Before any of you get all panty-wadded over the titled, just don’t.  Fucking don’t.

Now that’s over with, let us continue.  I am sure several of you have seen the article comparing John Lennon and Trent Reznor where it waxes poetical about Lennon’s Love Is All You Need and Reznor’s Love Is Not Enough.  It goes on to state Lennon was a known abuser of his love and sex interests (so was Reznor, actually)  and how he never took time for his family and wife and whatever.  Then it goes on to say how Reznor took time off to spend with his family (very admirable) and how he understood love isn’t all you need.  For the record; Reznor was a piece of shit to most of his love interests until he fell for his wife.  It has been pretty well documented by groupies, staff, other bands.  So let’s not try to compare apples and apples and call one an orange, mmmkay?  HOWEVER, he DID clean his shit up, and he is correct: love is NOT enough.  In case you have not read the post and give a fuck – http://markmanson.net/love

Love is the absolute smallest and most easily obtained building block one needs for a healthy and happy relationship.  Love is the one piece of a relationship that comes EASILY.  It is also easily lost, if you do not take care of it.  But that goes in to other aspects of relationships.

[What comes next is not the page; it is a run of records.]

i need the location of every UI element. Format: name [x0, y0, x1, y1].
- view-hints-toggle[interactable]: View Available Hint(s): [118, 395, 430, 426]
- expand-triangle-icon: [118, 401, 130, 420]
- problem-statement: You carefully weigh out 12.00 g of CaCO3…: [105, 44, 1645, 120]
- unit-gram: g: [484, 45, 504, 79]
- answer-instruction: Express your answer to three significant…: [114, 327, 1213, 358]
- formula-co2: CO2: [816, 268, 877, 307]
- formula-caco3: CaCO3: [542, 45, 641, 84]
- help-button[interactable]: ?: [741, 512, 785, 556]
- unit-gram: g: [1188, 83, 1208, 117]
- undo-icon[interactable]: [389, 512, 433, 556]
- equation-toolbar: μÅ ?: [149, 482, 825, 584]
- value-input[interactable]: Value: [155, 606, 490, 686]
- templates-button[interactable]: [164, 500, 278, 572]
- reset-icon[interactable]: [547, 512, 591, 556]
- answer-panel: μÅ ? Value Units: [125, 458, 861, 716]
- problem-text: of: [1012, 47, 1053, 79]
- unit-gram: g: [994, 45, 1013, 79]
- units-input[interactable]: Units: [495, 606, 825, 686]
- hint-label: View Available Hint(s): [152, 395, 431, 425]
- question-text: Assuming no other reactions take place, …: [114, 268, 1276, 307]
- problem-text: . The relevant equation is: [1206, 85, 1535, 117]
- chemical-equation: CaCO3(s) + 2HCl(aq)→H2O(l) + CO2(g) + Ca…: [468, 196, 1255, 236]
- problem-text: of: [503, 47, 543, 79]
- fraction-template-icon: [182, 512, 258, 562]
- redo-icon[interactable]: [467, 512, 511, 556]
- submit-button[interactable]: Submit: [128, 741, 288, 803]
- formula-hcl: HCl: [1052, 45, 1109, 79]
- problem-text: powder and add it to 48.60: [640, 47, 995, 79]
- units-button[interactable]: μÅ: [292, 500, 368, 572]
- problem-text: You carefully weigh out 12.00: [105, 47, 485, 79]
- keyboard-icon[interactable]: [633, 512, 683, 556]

You must have compassion, understanding, trust, loyalty, a deep desire to stay together, a willingness to compromise and work with the other person, genuine joy in their presence, a profound commitment to their happiness, your happiness, your happiness together.  Love is NOT enough.  You must be willing to take care of one another, defend one another, and kick one another in the ass when necessary (though the manner of the kicking differs greatly for each person and situation).  You must BOTH have all of these qualities, and more.  You both have to hold your relationship as THE most important relationship, because all your other relationships can be built or destroyed based on that one at the center.